# New user question for dado cuts with a router



## pb2375 (Jul 10, 2008)

Just got a plunge router today from a sears closeout distributor - no manual included

I am building an outdoor garbage can enclosure fence out of pressure treated lumber. It's about 8 feet long.

The rough carpentry is done (the framing).

The nice part will be the panels. They will be fixed louvers that will be attached to "sides". The sides are 4 foot tall and 3 inches wide and 5/8 inch thick stock that require matching (left and right) dados on a 60 degree angle cut every 6 inches down the side. In between the sides I will attach 4 1/2 inches wide, 5/8 inch thick and 24 inches long louvers (8 louvers per panel) . All out of pressure treated lumber. It will look like jalousie windows made out of wood but not movable. The completed panels will be the screwed into the posts which have been set in concrete.

I can do the layout geometry fairly easily (i think). 

Here's my question:

1. Do I cut left to right with the router?
2. For my fence should I just use a piece of oak stock clamped or screwed to work table? That's my big question.
3. What kind of bit should I buy? Brand name? I will probably purchase the bits at the big orange or blue stores. I'm cutting pressure treated lumber by the way.

thanks


----------



## bobj3 (Jan 17, 2006)

Hi pb2375

I think I would make a jig like the one below to get the job done.. 

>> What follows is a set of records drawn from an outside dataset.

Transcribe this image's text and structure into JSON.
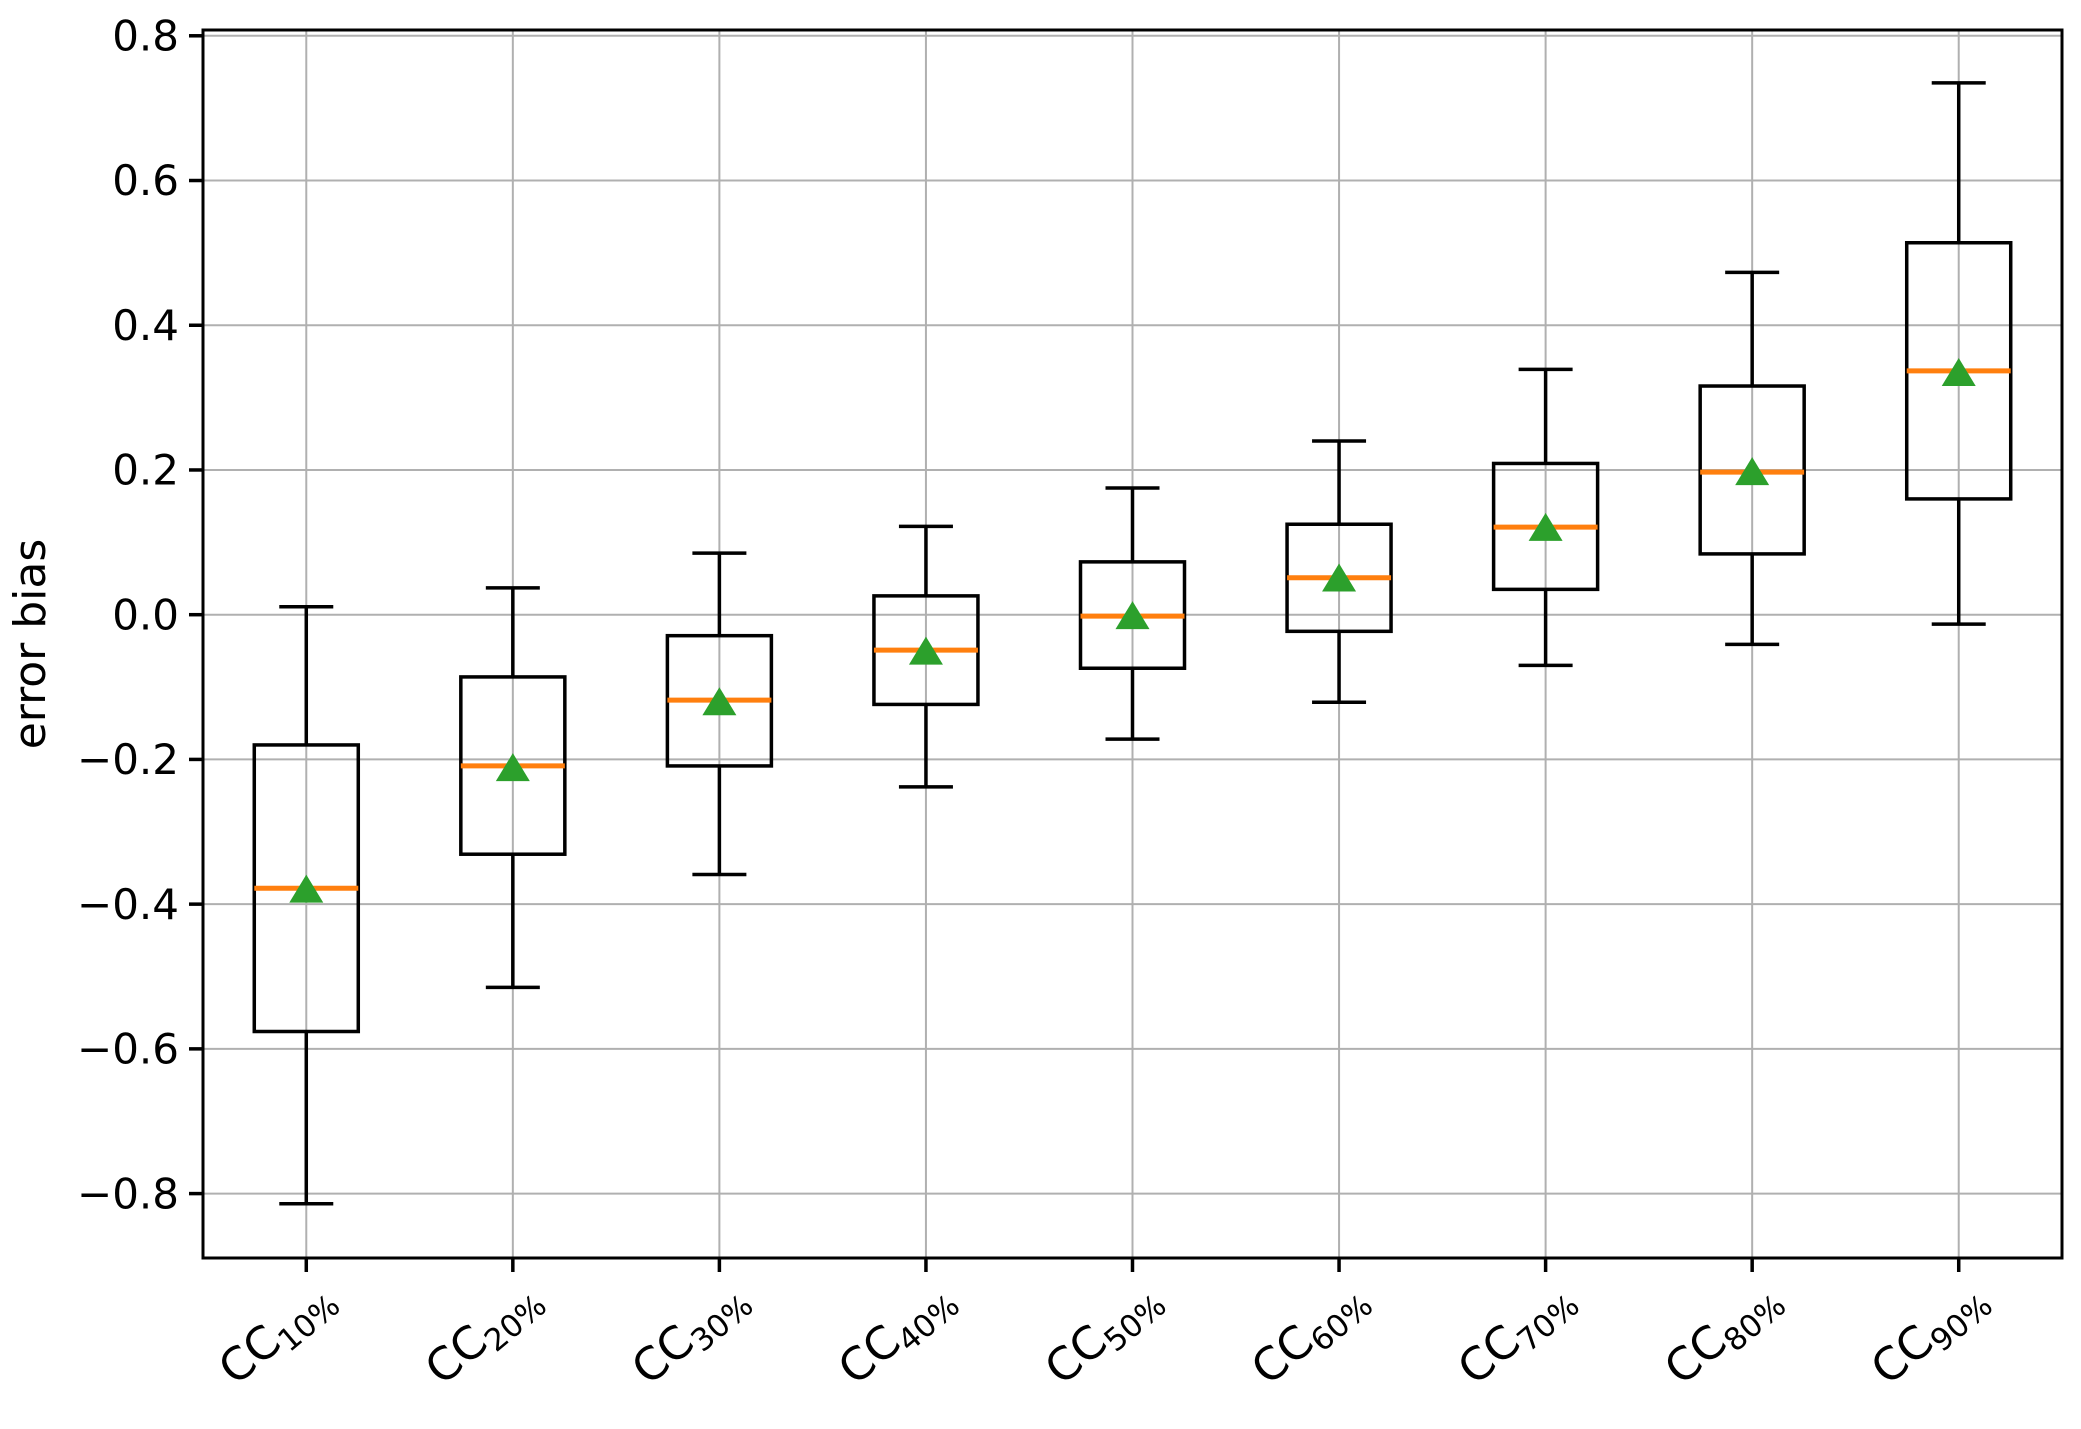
{
  "figure": {
    "background": "#ffffff"
  },
  "chart_data": {
    "type": "boxplot",
    "title": "",
    "xlabel": "",
    "ylabel": "error bias",
    "grid": true,
    "legend": null,
    "ylim": [
      -0.889,
      0.808
    ],
    "xlim": [
      0.5,
      9.5
    ],
    "yticks": [
      0.8,
      0.6,
      0.4,
      0.2,
      0.0,
      -0.2,
      -0.4,
      -0.6,
      -0.8
    ],
    "categories": [
      "CC10%",
      "CC20%",
      "CC30%",
      "CC40%",
      "CC50%",
      "CC60%",
      "CC70%",
      "CC80%",
      "CC90%"
    ],
    "colors": {
      "box_line": "#000000",
      "median_line": "#ff7f0e",
      "mean_marker": "#2ca02c",
      "grid_line": "#b0b0b0",
      "spine": "#000000",
      "tick_text": "#000000"
    },
    "boxes": [
      {
        "label": {
          "main": "CC",
          "sub": "10%"
        },
        "whislo": -0.814,
        "q1": -0.576,
        "med": -0.378,
        "mean": -0.38,
        "q3": -0.18,
        "whishi": 0.011
      },
      {
        "label": {
          "main": "CC",
          "sub": "20%"
        },
        "whislo": -0.515,
        "q1": -0.331,
        "med": -0.209,
        "mean": -0.212,
        "q3": -0.086,
        "whishi": 0.037
      },
      {
        "label": {
          "main": "CC",
          "sub": "30%"
        },
        "whislo": -0.359,
        "q1": -0.209,
        "med": -0.118,
        "mean": -0.121,
        "q3": -0.029,
        "whishi": 0.085
      },
      {
        "label": {
          "main": "CC",
          "sub": "40%"
        },
        "whislo": -0.238,
        "q1": -0.124,
        "med": -0.049,
        "mean": -0.051,
        "q3": 0.026,
        "whishi": 0.122
      },
      {
        "label": {
          "main": "CC",
          "sub": "50%"
        },
        "whislo": -0.172,
        "q1": -0.074,
        "med": -0.002,
        "mean": -0.002,
        "q3": 0.073,
        "whishi": 0.175
      },
      {
        "label": {
          "main": "CC",
          "sub": "60%"
        },
        "whislo": -0.121,
        "q1": -0.023,
        "med": 0.051,
        "mean": 0.05,
        "q3": 0.125,
        "whishi": 0.24
      },
      {
        "label": {
          "main": "CC",
          "sub": "70%"
        },
        "whislo": -0.07,
        "q1": 0.035,
        "med": 0.121,
        "mean": 0.12,
        "q3": 0.209,
        "whishi": 0.339
      },
      {
        "label": {
          "main": "CC",
          "sub": "80%"
        },
        "whislo": -0.041,
        "q1": 0.084,
        "med": 0.197,
        "mean": 0.197,
        "q3": 0.316,
        "whishi": 0.473
      },
      {
        "label": {
          "main": "CC",
          "sub": "90%"
        },
        "whislo": -0.013,
        "q1": 0.16,
        "med": 0.337,
        "mean": 0.334,
        "q3": 0.514,
        "whishi": 0.735
      }
    ]
  }
}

Here's just a quick way to make the jig,,  
rip up some stock about 2" wider than the fence stock, then setup the table saw/miter saw for the 60 deg. cut, cut one board into 3 parts, brad nail the parts to the side runners so they ar 1" gap for the brass guide to side in free...
You may ask why two slots,,, one is used for the index slot,,,,,side your 1st. board in place drop and slot the two ,then push the board to your right and drop in a small indexing plug into the 2nd slot ,then drop and slot the 1st. one ,,,this will keep all your dado right on the button all the way down the board.. 


===========



pb2375 said:


> Just got a plunge router today from a sears closeout distributor - no manual included
> 
> I am building an outdoor garbage can enclosure fence out of pressure treated lumber. It's about 8 feet long.
> 
> ...


----------



## pb2375 (Jul 10, 2008)

bobj3 said:


> Hi pb2375
> 
> I think I would make a jig like the one below to get the job done..
> 
> ===========


that is a pretty nifty idea/jig. The slots had brass guides -- is that the bit type being referenced?


----------



## bobj3 (Jan 17, 2006)

Hi pb2375

The brass guides pops in the base of your router and lets you put the slot in place just right,, ever time..

brass guides below
http://www.leevalley.com/wood/page.aspx?c=2&p=47249&cat=1,43000,51208&ap=1
Or part number 46J91.19 for just the 1" size...

Bits below
http://www.mlcswoodworking.com/shopsite_sc/store/html/smarthtml/pages/bit_straight.html


#7778 5/8" and #7781 1"

=========







pb2375 said:


> that is a pretty nifty idea/jig. The slots had brass guides -- is that the bit type being referenced?


----------



## harrysin (Jan 15, 2007)

This is one time that I can't improve on Bj's suggestion. Heck Bj. it's more fun when we don't agree!


----------



## cbsjoez1935 (Mar 14, 2007)

Hi PB2375,
Bob's jig will work fine, but you may have to make some adjustments to it. You mentioned you are going to use pressure treated lumber and if you are cutting sections from decking, the norm for decking is a full one inch thick. Just want you to be aware of this. Sounds like a fun project.
Joe Z.


----------



## jjciesla (Oct 20, 2007)

Your project sounds pretty nice. Consider using pressure-treated lumber that has been kiln-dried after treatment (KDAT) to prevent substantial shrinkage, warping, and cupping after it’s installed. It runs about 30% more but is well worth it in the long run.


----------